= A. W. Underwood =

American man purported to have pyrokinetic abilities

A. William Underwood (born c. 1855) was a young African American man from Paw Paw, Michigan, purported in his time to have pyrokinetic abilities.

In January 1882, Dr. L. C. Woodman of Paw Paw wrote in the Michigan Medical News of Underwood, whose purported abilities had made him a local celebrity:

I have a singular phenomenon in the shape of a young man living here, that I have studied with much interest, and I am satisfied that his peculiar power demonstrates that electricity is the nerve force beyond dispute. His name is Wm. Underwood, aged 27 years, and his gift is that of generating fire through the medium of his breath, assisted by manipulations with his hands. He will take anybody's handkerchief, and hold it to his mouth, and rub it vigorously with his hands while breathing on it, and immediately it bursts into flames and burns until consumed.

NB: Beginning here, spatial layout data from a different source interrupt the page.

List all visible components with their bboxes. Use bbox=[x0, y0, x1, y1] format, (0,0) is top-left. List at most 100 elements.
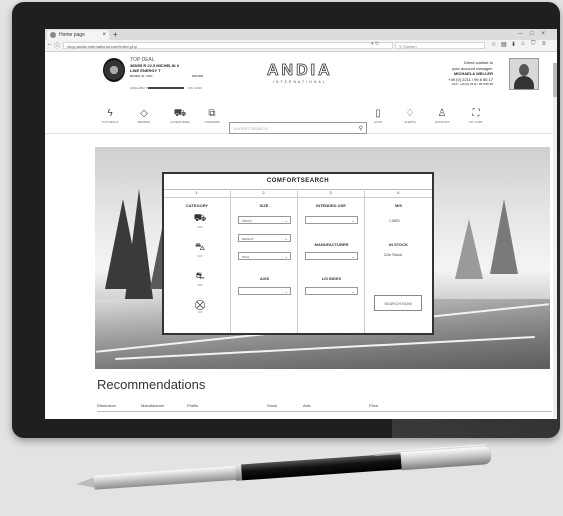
new-tab-icon[interactable]: + bbox=[113, 29, 118, 40]
ms-checkbox-label: M/S bbox=[392, 218, 400, 223]
nav-compare[interactable]: ⧉ COMPARE bbox=[195, 107, 229, 124]
star-icon[interactable]: ☆ bbox=[491, 41, 496, 48]
nav-cart[interactable]: ⛶ MY CART bbox=[459, 107, 493, 124]
vehicle-lkf[interactable]: ⛒ LKF bbox=[184, 300, 216, 314]
nav-label: CATEGORIES bbox=[170, 120, 190, 124]
nav-label: ALERTS bbox=[404, 120, 416, 124]
car-icon: ⛒ bbox=[194, 300, 206, 311]
comfort-search-title: COMFORTSEARCH bbox=[164, 174, 432, 190]
width-select-value: WIDTH bbox=[242, 219, 252, 223]
vehicle-label: LKF bbox=[197, 311, 203, 314]
step-number: 4. bbox=[365, 189, 432, 198]
column-header[interactable]: Price bbox=[369, 403, 378, 408]
nav-top-deals[interactable]: ϟ TOP DEALS bbox=[93, 107, 127, 124]
page-scrollbar[interactable] bbox=[553, 63, 557, 419]
menu-icon[interactable]: ≡ bbox=[542, 41, 546, 47]
ls-index-heading: L/S INDEX bbox=[321, 276, 342, 281]
close-tab-icon[interactable]: × bbox=[102, 30, 106, 40]
deal-line-3: BASED IN / SAP bbox=[130, 73, 153, 78]
availability-date: FIN. 03/20 bbox=[188, 86, 203, 90]
search-now-button[interactable]: SEARCH NOW bbox=[374, 295, 422, 311]
nav-alerts[interactable]: ♢ ALERTS bbox=[393, 107, 427, 124]
column-header[interactable]: Profile bbox=[187, 403, 198, 408]
document-icon: ▯ bbox=[375, 108, 381, 119]
use-column: 3. INTENDED USE ⌄ MANUFACTURER ⌄ L/S IND… bbox=[298, 189, 365, 333]
expert-search-placeholder: EXPERT SEARCH bbox=[234, 126, 268, 131]
width-select[interactable]: WIDTH ⌄ bbox=[238, 216, 291, 224]
nav-label: BRANDS bbox=[137, 120, 151, 124]
chevron-down-icon: ⌄ bbox=[284, 236, 288, 241]
home-icon[interactable]: ⌂ bbox=[521, 41, 525, 47]
ms-checkbox[interactable]: ☐M/S bbox=[389, 218, 400, 223]
height-select[interactable]: HEIGHT ⌄ bbox=[238, 234, 291, 242]
nav-label: TOP DEALS bbox=[101, 120, 119, 124]
back-icon[interactable]: ← bbox=[47, 41, 53, 47]
window-controls[interactable]: –□× bbox=[519, 29, 553, 40]
ls-index-select[interactable]: ⌄ bbox=[305, 287, 358, 295]
column-header[interactable]: Stock bbox=[267, 403, 277, 408]
intended-use-select[interactable]: ⌄ bbox=[305, 216, 358, 224]
pen-front-section bbox=[93, 465, 237, 490]
scrollbar-thumb[interactable] bbox=[553, 63, 557, 97]
magnifier-icon[interactable]: ⚲ bbox=[359, 123, 363, 135]
filter-column: 4. M/S ☐M/S IN STOCK ☑In Stock SEARCH NO… bbox=[365, 189, 432, 333]
logo-subtitle: INTERNATIONAL bbox=[272, 80, 327, 84]
step-number: 1. bbox=[164, 189, 230, 198]
ms-heading: M/S bbox=[394, 203, 403, 208]
tree-shape bbox=[455, 219, 483, 279]
manufacturer-select[interactable]: ⌄ bbox=[305, 252, 358, 260]
browser-search-field[interactable]: ⚲ Suchen bbox=[395, 42, 485, 49]
chevron-down-icon: ⌄ bbox=[351, 254, 355, 259]
top-deal[interactable]: TOP DEAL 385/55 R 22.5 MICHELIN X LINE E… bbox=[130, 57, 203, 79]
deal-line-4: DRIVER bbox=[192, 73, 204, 78]
category-heading: CATEGORY bbox=[185, 203, 209, 208]
in-stock-heading: IN STOCK bbox=[388, 242, 409, 247]
expert-search-input[interactable]: EXPERT SEARCH ⚲ bbox=[229, 122, 367, 134]
browser-tab[interactable]: Home page × bbox=[47, 30, 109, 40]
recommendations-table-header: Dimension Manufacturer Profile Stock Axi… bbox=[97, 402, 552, 412]
axis-select[interactable]: ⌄ bbox=[238, 287, 291, 295]
nav-account[interactable]: ♙ ACCOUNT bbox=[425, 107, 459, 124]
pen-barrel bbox=[241, 453, 402, 481]
nav-categories[interactable]: ⛟ CATEGORIES bbox=[163, 107, 197, 124]
contact-box: Direct contact to your account manager: … bbox=[448, 60, 493, 88]
url-field[interactable]: shop.andia-international.com/index.php bbox=[63, 42, 393, 49]
availability-label: AVAILABILITY bbox=[130, 86, 150, 90]
step-number: 2. bbox=[231, 189, 297, 198]
tree-shape bbox=[490, 199, 518, 274]
tab-title: Home page bbox=[59, 32, 85, 38]
inch-select[interactable]: INCH ⌄ bbox=[238, 252, 291, 260]
inch-select-value: INCH bbox=[242, 255, 250, 259]
height-select-value: HEIGHT bbox=[242, 237, 254, 241]
shield-icon[interactable]: ⛉ bbox=[531, 41, 536, 48]
avatar-head bbox=[519, 64, 529, 76]
andia-logo[interactable]: ANDIA INTERNATIONAL bbox=[267, 62, 333, 84]
favicon-icon bbox=[50, 32, 56, 38]
bell-icon: ♢ bbox=[405, 108, 415, 119]
lkw-icon: ⛟ bbox=[193, 213, 207, 224]
nav-brands[interactable]: ◇ BRANDS bbox=[127, 107, 161, 124]
category-column: 1. CATEGORY ⛟ LKW ⛍ SUV ⛐ AXF ⛒ LKF bbox=[164, 189, 231, 333]
info-icon[interactable]: ⓘ bbox=[54, 41, 60, 50]
column-header[interactable]: Axis bbox=[303, 403, 311, 408]
download-icon[interactable]: ⬇ bbox=[511, 41, 516, 48]
lightning-icon: ϟ bbox=[107, 108, 113, 119]
nav-label: ACCOUNT bbox=[434, 120, 450, 124]
tab-bar: Home page × + –□× bbox=[45, 29, 557, 40]
vehicle-lkw[interactable]: ⛟ LKW bbox=[184, 213, 216, 229]
vehicle-axf[interactable]: ⛐ AXF bbox=[184, 271, 216, 287]
in-stock-checkbox[interactable]: ☑In Stock bbox=[384, 252, 402, 257]
intended-use-heading: INTENDED USE bbox=[316, 203, 346, 208]
vehicle-label: AXF bbox=[197, 284, 203, 287]
tire-image bbox=[103, 58, 125, 82]
comfort-search-panel: COMFORTSEARCH 1. CATEGORY ⛟ LKW ⛍ SUV ⛐ AXF… bbox=[162, 172, 434, 335]
column-header[interactable]: Manufacturer bbox=[141, 403, 165, 408]
avatar-body bbox=[514, 76, 534, 89]
vehicle-suv[interactable]: ⛍ SUV bbox=[184, 242, 216, 258]
nav-label: MY CART bbox=[469, 120, 483, 124]
vehicle-label: LKW bbox=[197, 226, 203, 229]
chevron-down-icon: ⌄ bbox=[284, 254, 288, 259]
column-header[interactable]: Dimension bbox=[97, 403, 116, 408]
clipboard-icon[interactable]: ▤ bbox=[501, 41, 507, 48]
reload-icon[interactable]: ▾ ↻ bbox=[371, 41, 379, 47]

Woodman claimed to have performed comprehensive scientific testing on Mr. Underwood's abilities, proclaiming them a genuine phenomenon. His story became a topic of discussion in many medical and scientific journals of the day, including Scientific American. Skeptics later suggested that Underwood would hide a small piece of phosphorus in his mouth, then spit it out into a handkerchief. The heat from his breath and rubbing his hands together would ignite the phosphorus, which burns in air at about 30 C. Skeptical investigator Joe Nickell has written that Underwood may have used a "chemical-combustion technique, and still other means. Whatever the exact method—and the phosphorus trick might be the most likely—the possibilities of deception far outweigh any occult powers hinted at by Charles Fort or others."

A century later, the tale of Mr. Underwood was brought to the public eye again as the subject of a 1974 song by musician Brian Eno, entitled "The Paw Paw Negro Blowtorch", from his debut solo album Here Come the Warm Jets.